Principaux éléments de la liste de vérification d’inspection :
Surfaces extérieures : inspection visuelle des âmes, de l’intrados et du tablier pour détecter les fissures, traces de rouille, efflorescences, écaillages et dommages dus aux chocs. Documenter toutes les fissures de plus de 0,3 mm avec leur emplacement, longueur, largeur et orientation. Photographier toutes les traces de rouille pour comparaison lors des inspections ultérieures.
Cavité interne (espace confiné) : surveillance atmosphérique avant et pendant l’entrée, inspection structurale de toutes les surfaces internes pour détecter l’eau stagnante, les fissures, la corrosion, l’état des câbles et l’état des diaphragmes. Cartographier l’étendue et la profondeur de toute eau stagnante. Documenter toutes les fissures internes avec photos et croquis.
Système de drainage : vérifier l’absence d’obstruction de tous les drains de point bas, vérifier le fonctionnement des clapets, nettoyer les débris. Rincer les drains à l’eau pour vérifier le libre écoulement. Noter toute eau stagnante, accumulation de sédiments ou croissance organique.

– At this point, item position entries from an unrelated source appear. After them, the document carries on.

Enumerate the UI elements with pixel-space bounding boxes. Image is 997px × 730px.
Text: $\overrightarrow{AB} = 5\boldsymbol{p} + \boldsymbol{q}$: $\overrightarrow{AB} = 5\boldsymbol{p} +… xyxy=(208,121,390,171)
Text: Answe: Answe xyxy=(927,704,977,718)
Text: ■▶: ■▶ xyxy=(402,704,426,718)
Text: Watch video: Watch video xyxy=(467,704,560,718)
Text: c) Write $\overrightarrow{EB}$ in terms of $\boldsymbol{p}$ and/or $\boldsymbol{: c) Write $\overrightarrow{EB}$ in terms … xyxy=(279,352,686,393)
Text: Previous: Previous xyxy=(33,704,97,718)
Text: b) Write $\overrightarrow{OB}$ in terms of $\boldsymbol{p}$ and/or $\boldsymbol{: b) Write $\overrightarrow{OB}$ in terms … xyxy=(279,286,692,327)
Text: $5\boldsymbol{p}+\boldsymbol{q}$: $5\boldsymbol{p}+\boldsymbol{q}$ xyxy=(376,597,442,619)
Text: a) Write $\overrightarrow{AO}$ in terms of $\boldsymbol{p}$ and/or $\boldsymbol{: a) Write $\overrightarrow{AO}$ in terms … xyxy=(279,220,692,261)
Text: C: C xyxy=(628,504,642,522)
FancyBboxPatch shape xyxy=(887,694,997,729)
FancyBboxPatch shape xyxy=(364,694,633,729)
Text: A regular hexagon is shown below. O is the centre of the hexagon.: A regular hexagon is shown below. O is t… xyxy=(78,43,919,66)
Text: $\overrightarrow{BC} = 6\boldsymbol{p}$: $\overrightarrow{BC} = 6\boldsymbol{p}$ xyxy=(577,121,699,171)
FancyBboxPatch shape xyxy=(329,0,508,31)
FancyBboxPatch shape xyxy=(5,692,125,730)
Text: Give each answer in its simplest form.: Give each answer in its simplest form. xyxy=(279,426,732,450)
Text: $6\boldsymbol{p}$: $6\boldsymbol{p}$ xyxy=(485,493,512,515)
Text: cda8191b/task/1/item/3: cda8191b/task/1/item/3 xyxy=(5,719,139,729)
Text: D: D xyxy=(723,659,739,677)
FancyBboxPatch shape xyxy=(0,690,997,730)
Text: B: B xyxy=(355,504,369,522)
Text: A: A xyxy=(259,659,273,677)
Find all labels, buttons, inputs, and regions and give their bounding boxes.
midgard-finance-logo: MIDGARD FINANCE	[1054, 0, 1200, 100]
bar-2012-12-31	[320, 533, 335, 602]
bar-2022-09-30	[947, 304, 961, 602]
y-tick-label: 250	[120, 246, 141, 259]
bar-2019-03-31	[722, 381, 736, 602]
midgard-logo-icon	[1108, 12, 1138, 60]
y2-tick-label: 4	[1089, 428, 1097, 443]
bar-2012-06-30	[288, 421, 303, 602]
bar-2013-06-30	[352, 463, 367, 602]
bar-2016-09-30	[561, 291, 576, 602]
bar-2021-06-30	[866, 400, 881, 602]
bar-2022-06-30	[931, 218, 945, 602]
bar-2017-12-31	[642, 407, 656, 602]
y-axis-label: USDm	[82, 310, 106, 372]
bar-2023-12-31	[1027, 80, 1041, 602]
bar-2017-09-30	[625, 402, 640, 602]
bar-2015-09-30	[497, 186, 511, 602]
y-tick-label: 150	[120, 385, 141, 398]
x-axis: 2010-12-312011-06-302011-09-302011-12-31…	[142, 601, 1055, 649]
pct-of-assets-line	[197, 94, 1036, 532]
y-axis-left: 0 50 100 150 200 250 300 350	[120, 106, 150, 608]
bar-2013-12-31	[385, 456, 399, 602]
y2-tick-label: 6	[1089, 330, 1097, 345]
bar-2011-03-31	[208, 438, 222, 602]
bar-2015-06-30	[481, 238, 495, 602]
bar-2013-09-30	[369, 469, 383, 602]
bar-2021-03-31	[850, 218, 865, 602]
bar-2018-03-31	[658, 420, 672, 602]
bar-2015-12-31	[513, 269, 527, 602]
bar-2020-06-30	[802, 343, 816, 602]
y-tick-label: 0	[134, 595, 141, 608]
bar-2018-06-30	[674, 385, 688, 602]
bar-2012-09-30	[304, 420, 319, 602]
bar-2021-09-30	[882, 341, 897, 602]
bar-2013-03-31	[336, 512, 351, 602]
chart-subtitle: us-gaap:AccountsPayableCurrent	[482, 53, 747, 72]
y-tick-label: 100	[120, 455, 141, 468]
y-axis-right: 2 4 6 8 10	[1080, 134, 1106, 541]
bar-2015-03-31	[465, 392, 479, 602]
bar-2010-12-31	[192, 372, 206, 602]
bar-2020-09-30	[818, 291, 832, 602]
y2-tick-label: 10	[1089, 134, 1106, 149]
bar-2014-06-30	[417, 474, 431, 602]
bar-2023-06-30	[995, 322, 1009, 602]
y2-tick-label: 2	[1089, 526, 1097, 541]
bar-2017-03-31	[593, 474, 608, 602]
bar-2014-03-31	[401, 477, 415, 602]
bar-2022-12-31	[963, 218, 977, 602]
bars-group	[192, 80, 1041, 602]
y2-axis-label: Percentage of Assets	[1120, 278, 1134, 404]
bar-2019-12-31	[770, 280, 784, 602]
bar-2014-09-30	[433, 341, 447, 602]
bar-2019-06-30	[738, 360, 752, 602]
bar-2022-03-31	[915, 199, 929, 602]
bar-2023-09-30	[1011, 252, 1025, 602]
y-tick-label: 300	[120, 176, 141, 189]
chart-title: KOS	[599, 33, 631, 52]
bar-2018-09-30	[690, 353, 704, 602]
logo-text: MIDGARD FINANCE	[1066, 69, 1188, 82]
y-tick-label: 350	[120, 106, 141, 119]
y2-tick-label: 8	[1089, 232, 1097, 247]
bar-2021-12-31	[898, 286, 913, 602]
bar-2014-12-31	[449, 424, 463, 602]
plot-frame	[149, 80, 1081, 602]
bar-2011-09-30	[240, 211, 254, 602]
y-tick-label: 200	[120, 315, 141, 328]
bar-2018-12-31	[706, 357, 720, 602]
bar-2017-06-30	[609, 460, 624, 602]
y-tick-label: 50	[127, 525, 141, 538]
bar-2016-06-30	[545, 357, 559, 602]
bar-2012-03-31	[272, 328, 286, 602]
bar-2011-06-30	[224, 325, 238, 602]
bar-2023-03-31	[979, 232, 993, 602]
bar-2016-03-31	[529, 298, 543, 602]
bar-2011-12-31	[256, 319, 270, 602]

Appuis et joints : vérifier la liberté de mouvement des appuis, vérifier l’état des plaques élastomères, inspecter l’étanchéité des joints de dilatation. Mesurer les températures de calage des appuis si des indicateurs de mouvement sont présents.
Post-tension (le cas échéant) : inspection au boroscope des ancrages, relevé Impact-Echo des tracés de gaines, cartographie GPR des gaines aux sections critiques, vérification de la force des câbles (essai de soulèvement) à des ancrages sélectionnés. Prioriser les gaines de point haut dans les profils de câbles pour l’investigation END.